The Minister's answer is less than revealing. Is it not a fact that as late as yesterday he refused a formal request to meet the ancillary staff representatives? Was that not because he would have found his miserable 4·8 per cent. pay offer indefensible?
Is the Minister aware that 400,000 ancillary staff are excluded from the nurses' pay review and that they earn less than £80 for a 40-hour week? Is he further aware that 40 per cent. of male ancillary staff and 70 per cent. of female ancillary staff earn less than £6,000 a year? Has he no compassion for both patients and staff? What will he do to rectify that pathetic level of wages?
I have three points to make. First, I have not refused to meet the staff side. I said that I did not think it appropriate at the moment. However, I would not rule it out later.
Secondly, the offer is not 4·8 per cent., it is 5·4 per cent., which is significantly more than ancillary workers received last year.
Thirdly, we have offered to talk about a reduction of one hour in the working week, together with other changes. The hon. Gentleman should get his facts right before he starts attacking me.
Does my right hon. Friend agree that it might solve a great many problems if the ancillary workers' pay review was carried out on a local rather than a national basis? Would that not mean that local health authorities could take the local conditions into account, especially for clerical and secretarial work?
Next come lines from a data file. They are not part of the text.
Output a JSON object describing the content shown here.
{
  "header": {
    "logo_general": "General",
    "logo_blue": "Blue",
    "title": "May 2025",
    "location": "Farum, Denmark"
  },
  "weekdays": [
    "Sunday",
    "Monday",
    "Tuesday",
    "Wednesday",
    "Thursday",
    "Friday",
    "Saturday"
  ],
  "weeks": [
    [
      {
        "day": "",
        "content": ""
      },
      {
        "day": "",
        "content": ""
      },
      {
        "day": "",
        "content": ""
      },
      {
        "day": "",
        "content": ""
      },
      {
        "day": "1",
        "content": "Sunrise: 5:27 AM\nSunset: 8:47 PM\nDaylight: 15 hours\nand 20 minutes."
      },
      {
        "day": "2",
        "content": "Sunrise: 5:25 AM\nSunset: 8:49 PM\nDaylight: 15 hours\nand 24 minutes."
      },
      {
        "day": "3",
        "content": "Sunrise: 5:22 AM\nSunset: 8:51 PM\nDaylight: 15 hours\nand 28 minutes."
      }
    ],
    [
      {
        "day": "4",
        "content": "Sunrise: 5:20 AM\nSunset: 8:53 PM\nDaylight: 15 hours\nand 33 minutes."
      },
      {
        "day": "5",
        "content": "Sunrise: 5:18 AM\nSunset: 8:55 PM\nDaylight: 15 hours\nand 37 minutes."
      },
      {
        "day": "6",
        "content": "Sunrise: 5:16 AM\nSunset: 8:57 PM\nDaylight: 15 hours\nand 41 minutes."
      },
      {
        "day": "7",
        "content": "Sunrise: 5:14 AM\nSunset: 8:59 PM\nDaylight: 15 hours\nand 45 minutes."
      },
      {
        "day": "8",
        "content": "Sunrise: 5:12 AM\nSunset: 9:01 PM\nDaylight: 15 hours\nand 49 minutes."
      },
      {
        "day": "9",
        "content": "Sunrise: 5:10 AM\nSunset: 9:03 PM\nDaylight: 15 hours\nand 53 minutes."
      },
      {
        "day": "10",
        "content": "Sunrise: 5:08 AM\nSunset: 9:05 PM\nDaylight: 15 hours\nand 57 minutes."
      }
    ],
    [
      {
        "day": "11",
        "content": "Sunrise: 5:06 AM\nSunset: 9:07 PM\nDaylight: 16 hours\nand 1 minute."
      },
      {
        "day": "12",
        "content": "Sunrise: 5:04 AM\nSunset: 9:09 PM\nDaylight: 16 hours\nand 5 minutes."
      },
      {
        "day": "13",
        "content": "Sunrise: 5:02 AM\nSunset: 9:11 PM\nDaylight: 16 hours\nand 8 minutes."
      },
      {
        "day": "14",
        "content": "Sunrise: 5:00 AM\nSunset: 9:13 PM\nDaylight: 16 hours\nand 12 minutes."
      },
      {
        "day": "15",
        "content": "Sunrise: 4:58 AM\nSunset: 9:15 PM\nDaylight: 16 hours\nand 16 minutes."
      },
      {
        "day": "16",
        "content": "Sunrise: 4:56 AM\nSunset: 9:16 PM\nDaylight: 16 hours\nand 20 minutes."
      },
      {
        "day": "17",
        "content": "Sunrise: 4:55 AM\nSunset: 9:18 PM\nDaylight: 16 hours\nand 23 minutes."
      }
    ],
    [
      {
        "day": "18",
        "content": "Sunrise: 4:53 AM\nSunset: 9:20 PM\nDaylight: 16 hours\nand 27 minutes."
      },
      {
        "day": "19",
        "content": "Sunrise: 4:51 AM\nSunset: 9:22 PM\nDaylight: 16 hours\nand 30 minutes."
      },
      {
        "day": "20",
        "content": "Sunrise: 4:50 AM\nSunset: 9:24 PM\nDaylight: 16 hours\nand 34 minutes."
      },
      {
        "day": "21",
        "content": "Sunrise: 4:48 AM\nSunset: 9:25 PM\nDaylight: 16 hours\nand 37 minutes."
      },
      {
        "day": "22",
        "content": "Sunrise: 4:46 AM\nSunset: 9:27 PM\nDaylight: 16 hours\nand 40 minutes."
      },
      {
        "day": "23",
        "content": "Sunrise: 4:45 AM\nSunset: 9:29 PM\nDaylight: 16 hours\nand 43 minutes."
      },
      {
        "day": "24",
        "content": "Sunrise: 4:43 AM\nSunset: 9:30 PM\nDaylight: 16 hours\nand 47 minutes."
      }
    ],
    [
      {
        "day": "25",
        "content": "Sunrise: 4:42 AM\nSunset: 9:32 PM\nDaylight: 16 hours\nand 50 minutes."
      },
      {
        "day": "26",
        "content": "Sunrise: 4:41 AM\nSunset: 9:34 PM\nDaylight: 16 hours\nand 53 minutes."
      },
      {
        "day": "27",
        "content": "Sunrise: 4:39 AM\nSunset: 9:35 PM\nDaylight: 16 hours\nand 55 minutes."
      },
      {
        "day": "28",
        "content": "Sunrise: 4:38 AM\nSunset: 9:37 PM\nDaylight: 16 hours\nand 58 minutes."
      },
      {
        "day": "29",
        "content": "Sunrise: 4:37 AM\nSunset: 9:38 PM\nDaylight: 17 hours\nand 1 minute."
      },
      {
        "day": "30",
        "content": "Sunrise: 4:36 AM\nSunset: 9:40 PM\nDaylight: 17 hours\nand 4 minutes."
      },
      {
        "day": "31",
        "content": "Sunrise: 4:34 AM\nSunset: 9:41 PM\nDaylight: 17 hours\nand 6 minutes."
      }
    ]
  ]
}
We have said, in general terms, that we want to move towards greater local flexibility within a centrally determined structure. However, that is under discussion more in respect of administrative and clerical staff than ancillary workers. Of course, a great deal of flexibility is already reflected in local bonus schemes and other arrangements.
Will the Minister take this opportunity to put it on record that the nurses and doctors cannot run the hospitals without domestics, laboratory staff and medical secretaries, who are all part of the health team? How can he claim that it is purely a matter for the Whitley council when, after the talks broke down last month, the health authorities made it plain that they could not fund an improved offer without more money'
As the right hon. Gentleman has responsibility for the money available to the health authorities, why does he not face up to that by meeting the staff side and explaining why he thinks that some of the worst-paid people in Britain should settle for a wage increase that is well below the national average?
I have already said that the pay offer to ancillary staff is larger than they received last year. I must make it clear that the staff side has attached particular importance to a reduction in the working week, and the Government have made a suggestion about that that needs to be talked through.